As I’ve been thinking about the revision of our FYC program, I’ve been breaking this business down into its component parts. Fundamentally, if we truly want to revise our program, that means faculty and students doing different things from what they are doing now. So this morning I was thinking about these component parts in terms of time.
Let’s say my job is 45% teaching, 45% research, and 10% service. (It’s probably more like 45/30/25 with most of my research getting done in the summer when I’m off-contract, but you get the idea.) So I’m on a 3/3 load, which means that each course is 15% of my workload. Let’s say I work a 50-hr week, that might mean, time-wise, that I’m spending 7.5 hours/week on each class.

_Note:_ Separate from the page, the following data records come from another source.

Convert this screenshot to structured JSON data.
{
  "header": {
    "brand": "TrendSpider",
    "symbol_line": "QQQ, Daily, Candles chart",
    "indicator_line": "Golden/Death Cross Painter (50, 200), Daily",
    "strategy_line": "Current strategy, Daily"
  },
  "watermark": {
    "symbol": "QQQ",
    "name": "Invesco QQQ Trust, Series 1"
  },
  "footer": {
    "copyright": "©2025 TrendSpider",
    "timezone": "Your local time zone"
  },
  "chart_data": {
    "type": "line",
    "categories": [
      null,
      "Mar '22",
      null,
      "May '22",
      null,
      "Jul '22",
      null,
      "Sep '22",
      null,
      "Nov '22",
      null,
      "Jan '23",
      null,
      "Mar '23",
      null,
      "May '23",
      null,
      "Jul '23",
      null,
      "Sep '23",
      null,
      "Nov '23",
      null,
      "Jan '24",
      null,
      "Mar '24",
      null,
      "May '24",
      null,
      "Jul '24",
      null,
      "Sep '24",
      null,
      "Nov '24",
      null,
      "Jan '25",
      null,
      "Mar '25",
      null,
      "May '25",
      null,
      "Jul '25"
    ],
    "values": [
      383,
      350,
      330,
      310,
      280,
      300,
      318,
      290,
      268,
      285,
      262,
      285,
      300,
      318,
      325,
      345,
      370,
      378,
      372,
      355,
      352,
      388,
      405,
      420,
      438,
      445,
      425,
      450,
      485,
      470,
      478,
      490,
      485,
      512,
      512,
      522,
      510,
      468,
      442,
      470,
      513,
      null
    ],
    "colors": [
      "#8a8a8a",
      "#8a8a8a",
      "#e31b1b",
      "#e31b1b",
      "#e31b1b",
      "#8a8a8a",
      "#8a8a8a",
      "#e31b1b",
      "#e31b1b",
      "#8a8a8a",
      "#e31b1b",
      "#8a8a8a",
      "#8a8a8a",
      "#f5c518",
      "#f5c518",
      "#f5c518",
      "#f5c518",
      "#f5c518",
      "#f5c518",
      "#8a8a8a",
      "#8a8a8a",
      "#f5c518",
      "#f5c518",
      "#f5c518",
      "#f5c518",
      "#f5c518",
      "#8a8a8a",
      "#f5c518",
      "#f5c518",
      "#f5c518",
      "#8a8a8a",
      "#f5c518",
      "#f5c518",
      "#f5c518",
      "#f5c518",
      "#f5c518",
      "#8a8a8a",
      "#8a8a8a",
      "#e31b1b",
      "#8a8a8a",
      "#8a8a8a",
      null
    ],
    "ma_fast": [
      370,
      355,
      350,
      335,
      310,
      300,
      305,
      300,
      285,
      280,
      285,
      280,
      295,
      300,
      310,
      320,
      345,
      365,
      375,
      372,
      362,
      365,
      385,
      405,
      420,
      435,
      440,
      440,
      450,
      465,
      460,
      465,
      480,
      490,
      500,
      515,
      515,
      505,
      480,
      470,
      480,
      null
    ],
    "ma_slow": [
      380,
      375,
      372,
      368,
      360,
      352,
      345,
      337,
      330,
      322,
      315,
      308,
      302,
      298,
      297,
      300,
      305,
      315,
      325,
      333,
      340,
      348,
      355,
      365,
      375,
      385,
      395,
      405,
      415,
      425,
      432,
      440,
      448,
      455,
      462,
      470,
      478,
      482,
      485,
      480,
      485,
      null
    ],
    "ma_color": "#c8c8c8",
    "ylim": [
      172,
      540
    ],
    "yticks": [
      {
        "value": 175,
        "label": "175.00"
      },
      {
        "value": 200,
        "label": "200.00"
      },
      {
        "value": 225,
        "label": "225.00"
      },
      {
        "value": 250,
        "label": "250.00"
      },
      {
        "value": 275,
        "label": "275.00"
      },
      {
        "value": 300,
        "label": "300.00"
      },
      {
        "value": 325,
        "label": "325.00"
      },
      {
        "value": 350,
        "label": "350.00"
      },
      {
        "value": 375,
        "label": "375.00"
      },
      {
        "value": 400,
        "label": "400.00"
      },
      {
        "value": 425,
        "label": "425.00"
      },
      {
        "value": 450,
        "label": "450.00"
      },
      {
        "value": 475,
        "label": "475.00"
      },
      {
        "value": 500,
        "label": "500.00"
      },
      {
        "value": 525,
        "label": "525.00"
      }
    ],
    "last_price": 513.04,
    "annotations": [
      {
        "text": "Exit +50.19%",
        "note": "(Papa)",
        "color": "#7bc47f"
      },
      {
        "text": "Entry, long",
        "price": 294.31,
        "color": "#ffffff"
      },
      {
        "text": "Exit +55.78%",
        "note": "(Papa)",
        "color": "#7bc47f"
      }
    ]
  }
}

How does that break down?
- Classes meet for 3 hr/wk
- 1 hr a week doing the reading for the course (a very conservative estimate, though maybe about right for an FYC course).
- 1.5 hours spent in course prep, office hours, bookkeeping, responding to e-mails, etc.
- 2 hours a week responding to student writing
Two hours a week on student writing or 30 hours a semester. Let’s say I have 20 students. That works out to 1.5 hours per student per semester. In our current FYC course, it would be typical to evaluate at least 3 essays, plus a mid-term and final portfolio. So I can devote 15 minutes to each essay and still have time to meet for one 15 minute conference. Of course I don’t really calculate my time in that fashion, but that’s one way to look at it.
Interestingly, if you look at our full-time lecturers with 100% teaching responsibilities and 4/4 teaching loads, things change somewhat. They might be able to spend 10 hours a week per course (assuming a 40-hour work week). That would open up an additional 2.5 hours per week or say 35 hours a semester, giving you 3 hours per student. You might even increase this slightly if teaching multiple sections reduces prep-time. (Though let me say that that’s a lot of hard work!)
Anyway, my point isn’t really to look at the difference between different ranks of faculty, though I think this does indicate that instructors might be in a better position to provide the kind of one-on-one support many students require (and I believe they often do provide better support of this kind).
My point instead is to suggest that one way of rethinking an FYC program is to ask how we are going to make use of our time.